Paulsboro residents were asked to stay inside for hours and schools on temporary lockdown as emergency and hazmat crews responded to the scene, NBC 10 Philadelphia reported.
Gloucester Office of Emergency Management confirmed that a Conrail train derailed after the bridge it was traveling on collapsed just after 7 a.m. Friday near Commerce Street in Paulsboro, Gloucester County. It was the second time in a little more than three years that the railroad bridge collapsed.
Six of the train's cars were dumped into Mantua Creek. Four of the cars contained vinyl chloride, a colorless flammable gas with a sweet odor that is used primarily to make polyvinyl chloride (PVC) pipes and that evaporates quickly. One of the train cars was compromised, releasing about 180,000 pounds of the chemical into the creek, according to Conrail spokesperson John Enright.
Acute exposure to vinyl chloride via inhalation can cause dizziness, drowsiness, headaches, and even a loss of consciousness, and it is reported to be slightly irritating to the eyes and respiratory tract, according to a statement from Gloucester County Freeholder Director Robert Damminger.
"The company [Conrail] will offer assistance to residents who sought medical attention," Conrail spokesperson John Enright said.
Residents were initially told to remain in their homes and local schools were placed on lockdown as emergency officials assessed air quality concerns. At least 28 people were transported from the scene to Underwood Memorial Hospital, all complaining of respiratory problems. Officials confirmed that some of the injured were workers from the Paulsboro Marine Terminal.
“Personal safety is our number one concern,” U.S. Coast Guard Petty officer Nick Ameen told NBC10.
Officials determined at about 11 a.m. that air quality had improved, meaning the situation was under control. However, they cautioned that the next significant threat will be when Conrail attempts to lift the cars out of the water without releasing any more chemicals.

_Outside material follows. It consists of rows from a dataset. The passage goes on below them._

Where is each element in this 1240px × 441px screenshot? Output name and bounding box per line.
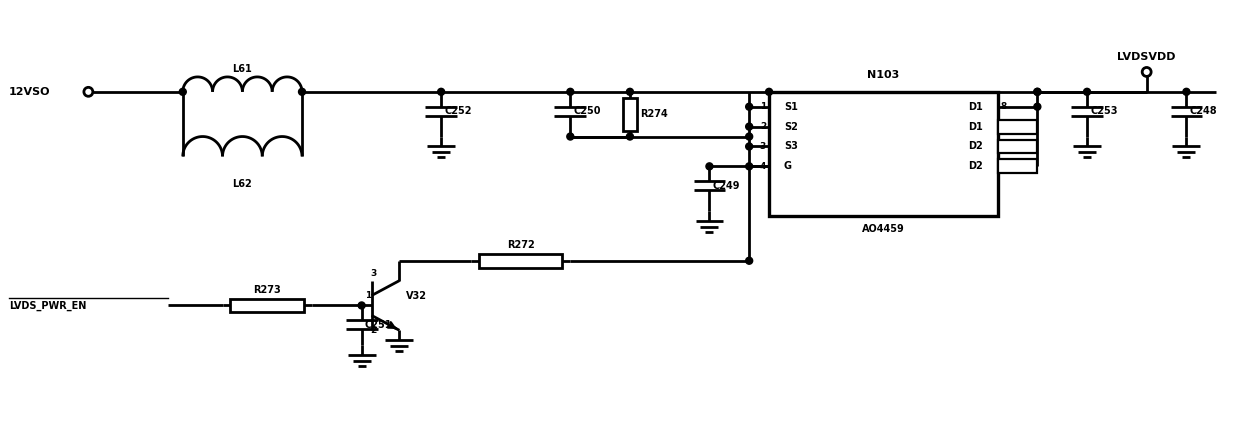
Text: LVDSVDD: LVDSVDD [1117,52,1176,62]
Text: 3: 3 [760,142,766,151]
Text: C249: C249 [713,181,740,191]
Text: S3: S3 [784,142,797,151]
Text: V32: V32 [407,291,428,300]
Bar [998,159,1038,173]
Circle shape [745,133,753,140]
Text: 1: 1 [365,292,371,300]
Text: R274: R274 [640,109,667,119]
Circle shape [706,163,713,170]
Circle shape [745,123,753,130]
Circle shape [1183,88,1190,95]
Text: C252: C252 [444,106,471,116]
Text: 1: 1 [760,102,766,111]
Circle shape [745,103,753,110]
Circle shape [567,88,574,95]
Text: C248: C248 [1189,106,1216,116]
Circle shape [765,88,773,95]
Circle shape [626,133,634,140]
Circle shape [745,257,753,264]
Circle shape [567,133,574,140]
Circle shape [358,302,365,309]
Text: 4: 4 [760,162,766,171]
Text: C250: C250 [573,106,601,116]
Text: 12VSO: 12VSO [9,87,51,97]
Text: S2: S2 [784,122,797,131]
Text: 3: 3 [371,269,377,278]
Circle shape [1034,88,1040,95]
Text: AO4459: AO4459 [862,224,905,234]
Text: D2: D2 [968,142,983,151]
Text: D2: D2 [968,161,983,172]
Circle shape [1034,103,1040,110]
Text: 2: 2 [760,122,766,131]
Bar [479,254,563,268]
Bar [231,299,304,312]
Bar [622,98,637,131]
Circle shape [745,163,753,170]
Text: LVDS_PWR_EN: LVDS_PWR_EN [9,300,87,310]
Bar [998,139,1038,153]
Text: 8: 8 [1001,102,1007,111]
Circle shape [438,88,445,95]
Text: L62: L62 [233,179,252,189]
Text: N103: N103 [867,70,899,80]
Circle shape [1084,88,1090,95]
Text: 2: 2 [371,326,377,335]
Text: R272: R272 [507,240,534,250]
Circle shape [745,143,753,150]
Text: G: G [784,161,792,172]
Circle shape [180,88,186,95]
Bar [769,92,998,216]
Text: C251: C251 [365,320,392,330]
Text: D1: D1 [968,122,983,131]
Bar [998,120,1038,134]
Circle shape [299,88,305,95]
Text: R273: R273 [253,284,281,295]
Text: C253: C253 [1090,106,1117,116]
Text: S1: S1 [784,102,797,112]
Text: L61: L61 [233,64,252,74]
Circle shape [1034,88,1040,95]
Text: 5: 5 [1001,162,1007,171]
Circle shape [626,88,634,95]
Text: D1: D1 [968,102,983,112]
Text: 6: 6 [1001,142,1007,151]
Text: 7: 7 [1001,122,1007,131]
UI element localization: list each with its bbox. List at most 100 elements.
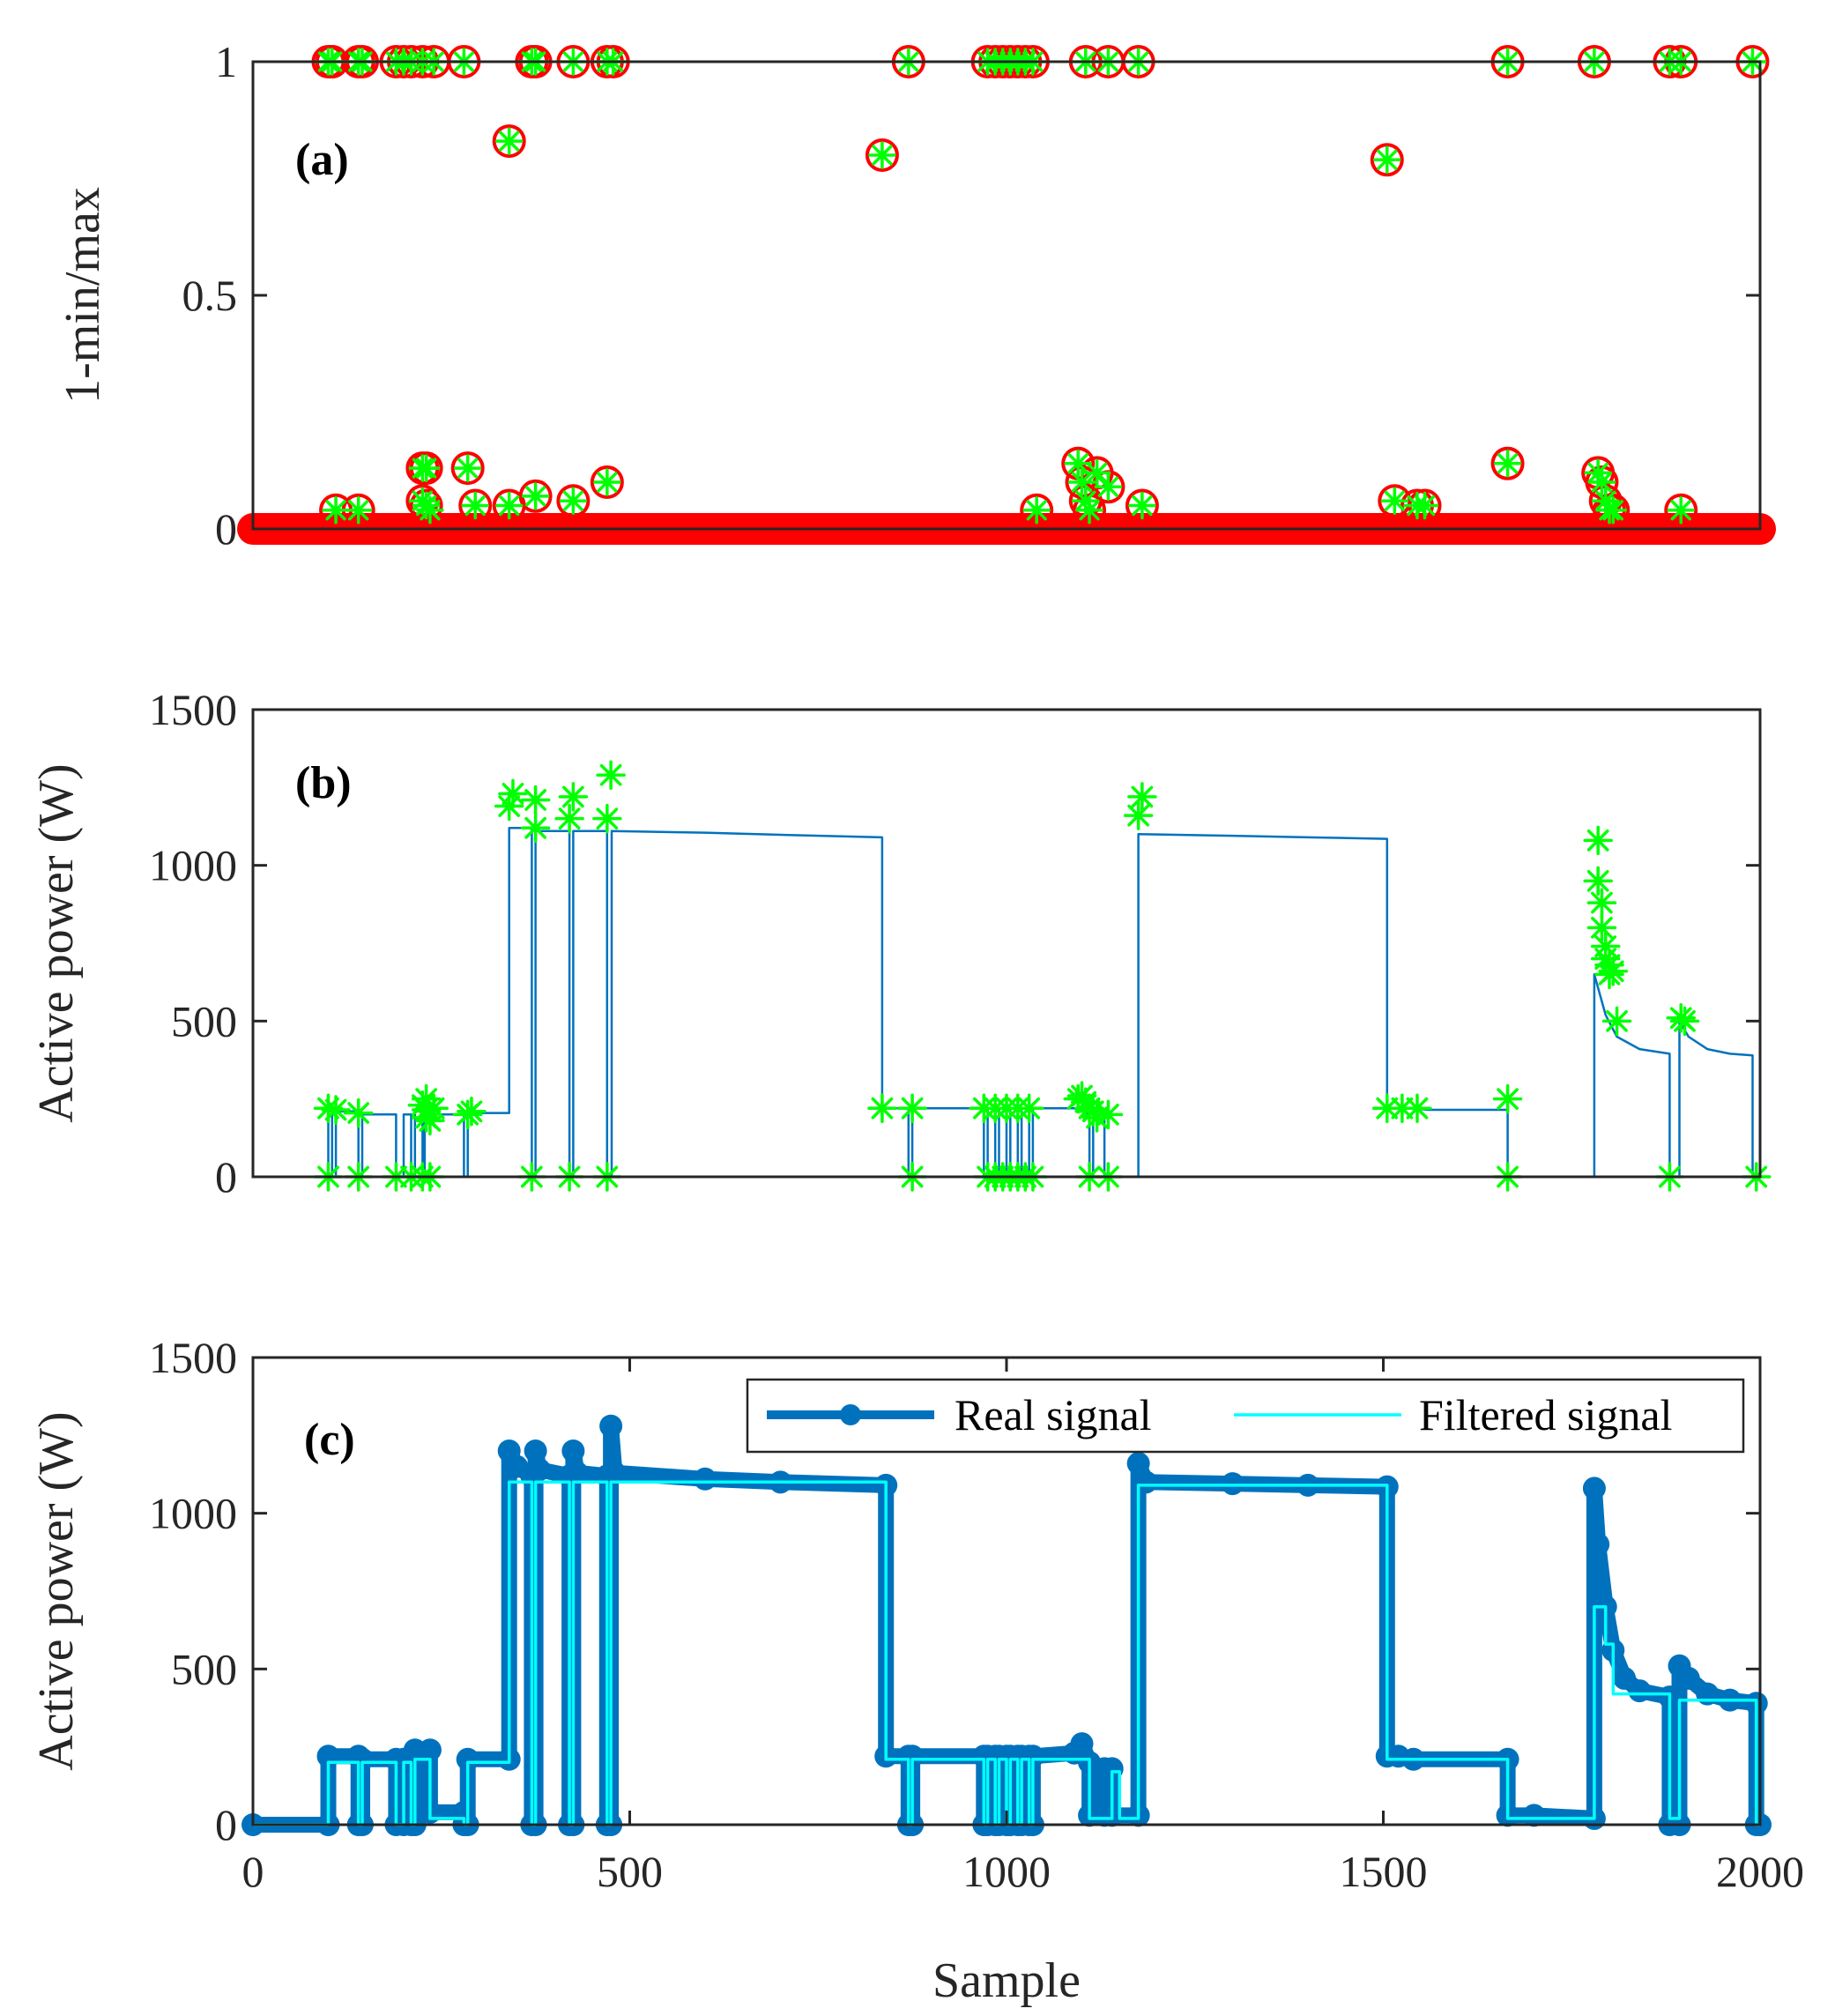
panel-a-green-star-54 <box>1128 491 1156 520</box>
panel-a-ytick-label-1: 0.5 <box>182 271 238 320</box>
panel-c-real-signal-marker-99 <box>1696 1682 1720 1706</box>
panel-c-xtick-label-3: 1500 <box>1340 1847 1428 1896</box>
panel-a-green-star-46 <box>593 468 621 496</box>
panel-a-label: (a) <box>295 135 349 185</box>
legend-real-marker <box>840 1404 861 1425</box>
panel-b-green-star-62 <box>1586 912 1617 943</box>
panel-c-ytick-label-1: 500 <box>171 1644 237 1693</box>
panel-c-real-signal-marker-33 <box>565 1461 589 1484</box>
panel-c-real-signal-marker-27 <box>524 1439 547 1462</box>
panel-b-label: (b) <box>295 758 352 808</box>
panel-a-red-circle-45 <box>590 465 624 499</box>
panel-a-green-star-48 <box>1064 450 1092 478</box>
panel-c-real-signal-marker-73 <box>1100 1757 1124 1781</box>
panel-a-red-circle-43 <box>518 479 553 513</box>
panel-a-green-star-42 <box>461 491 489 520</box>
panel-c-real-signal-marker-32 <box>561 1439 585 1462</box>
panel-c-real-signal-marker-66 <box>1021 1744 1044 1768</box>
panel-a-green-star-41 <box>453 454 482 482</box>
panel-c-real-signal-marker-6 <box>350 1747 374 1771</box>
legend-real-label: Real signal <box>955 1390 1152 1439</box>
panel-c-real-signal-marker-88 <box>1582 1477 1606 1500</box>
panel-b-green-star-56 <box>1402 1093 1432 1124</box>
panel-c-real-signal-marker-37 <box>599 1414 623 1438</box>
panel-c-real-signal-marker-20 <box>456 1747 479 1771</box>
panel-a-red-circle-39 <box>409 488 443 523</box>
panel-a-ytick-label-2: 1 <box>215 37 237 86</box>
panel-b-green-star-22 <box>554 803 584 834</box>
panel-c-real-signal-marker-78 <box>1221 1472 1244 1496</box>
panel-c-xtick-label-2: 1000 <box>962 1847 1051 1896</box>
panel-c-ytick-label-3: 1500 <box>149 1333 237 1382</box>
panel-c-real-signal-marker-46 <box>901 1744 925 1768</box>
panel-c-ylabel: Active power (W) <box>29 1411 84 1770</box>
panel-b-ytick-label-3: 1500 <box>149 685 237 734</box>
panel-c-real-signal-marker-38 <box>603 1461 627 1484</box>
panel-b-data-layer <box>253 760 1772 1192</box>
panel-a-red-circle-41 <box>458 488 493 523</box>
panel-c-real-signal-marker-39 <box>694 1467 717 1491</box>
panel-b-green-star-67 <box>1598 956 1629 986</box>
panel-c-xtick-label-1: 500 <box>597 1847 663 1896</box>
panel-c-ytick-label-2: 1000 <box>149 1489 237 1538</box>
panel-a-green-star-57 <box>1410 491 1439 520</box>
panel-b-green-star-53 <box>1127 782 1157 812</box>
panel-a-green-star-47 <box>1022 496 1051 524</box>
panel-b-ylabel: Active power (W) <box>29 763 84 1122</box>
panel-a-green-star-16 <box>868 141 896 169</box>
panel-b-green-star-52 <box>1123 800 1154 830</box>
panel-a-red-circle-16 <box>865 138 899 172</box>
panel-b-green-star-29 <box>897 1093 927 1124</box>
panel-b-green-star-61 <box>1586 888 1617 918</box>
panel-c-real-signal-marker-98 <box>1676 1666 1700 1690</box>
panel-a-green-star-40 <box>416 496 444 524</box>
panel-b-green-star-23 <box>558 782 589 812</box>
panel-c-ytick-label-0: 0 <box>215 1800 237 1849</box>
panel-a: 00.51 (a) 1-min/max <box>56 37 1776 554</box>
panel-a-red-circle-46 <box>1020 493 1054 527</box>
panel-a-red-circle-57 <box>1490 446 1525 480</box>
panel-b-green-star-2 <box>343 1097 374 1128</box>
panel-c-axes: 0 500 1000 1500 0 500 1000 1500 2000 <box>149 1333 1804 1896</box>
panel-b-ytick-label-2: 1000 <box>149 841 237 890</box>
panel-a-green-star-45 <box>559 487 588 515</box>
panel-b-green-star-57 <box>1492 1083 1523 1114</box>
panel-b-green-star-68 <box>1601 1006 1632 1037</box>
panel-b-axes: 0 500 1000 1500 <box>149 685 1762 1201</box>
panel-a-red-circle-40 <box>450 451 485 486</box>
panel-a-green-star-53 <box>1094 472 1123 502</box>
panel-b-green-star-16 <box>457 1097 487 1127</box>
panel-a-green-star-58 <box>1493 450 1522 478</box>
panel-b-green-star-59 <box>1583 825 1613 856</box>
panel-b: 0 500 1000 1500 (b) Active power (W) <box>29 685 1772 1201</box>
panel-a-red-circle-63 <box>1664 493 1698 527</box>
panel-b-green-star-19 <box>520 813 551 844</box>
panel-a-red-circle-10 <box>492 124 526 159</box>
panel-a-red-circle-53 <box>1125 488 1159 523</box>
panel-b-frame <box>251 708 1762 1179</box>
panel-b-green-star-25 <box>592 803 622 834</box>
panel-b-green-star-1 <box>321 1095 351 1125</box>
legend: Real signal Filtered signal <box>746 1378 1745 1454</box>
legend-filtered-label: Filtered signal <box>1419 1390 1672 1439</box>
panel-c-real-signal-marker-15 <box>418 1738 442 1762</box>
panel-a-green-star-35 <box>344 496 373 524</box>
panel-a-green-star-52 <box>1082 458 1111 487</box>
panel-b-green-star-14 <box>415 1105 445 1136</box>
panel-a-green-star-43 <box>494 491 524 520</box>
panel-c-xlabel: Sample <box>932 1953 1081 2008</box>
panel-c-real-signal-marker-92 <box>1613 1666 1637 1690</box>
panel-a-ytick-label-0: 0 <box>215 504 237 554</box>
panel-b-green-star-28 <box>867 1093 897 1124</box>
panel-a-green-star-64 <box>1667 496 1695 524</box>
panel-c-real-signal-marker-76 <box>1126 1452 1150 1476</box>
panel-a-green-star-34 <box>322 496 350 524</box>
panel-b-green-star-20 <box>520 785 551 815</box>
panel-a-green-star-63 <box>1599 496 1628 524</box>
panel-a-green-star-51 <box>1075 496 1103 524</box>
panel-b-green-star-60 <box>1583 866 1613 896</box>
panel-b-green-star-18 <box>498 778 528 809</box>
panel-c-xtick-label-0: 0 <box>242 1847 264 1896</box>
panel-a-green-star-60 <box>1587 468 1616 496</box>
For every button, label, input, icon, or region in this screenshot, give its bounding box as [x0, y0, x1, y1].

"Right now, the remaining chemical is frozen, at the bottom of the car," a Paulsboro official said. "[but} The Conrail engineers and hazmat crews are experts at plugging holes and sealing things and I'm sure they'll do what they need to do to stabilize that product."
The cars, however, will not be lifted out of the water until at least Saturday because it will take a day to bring in a crane large enough to lift the cars.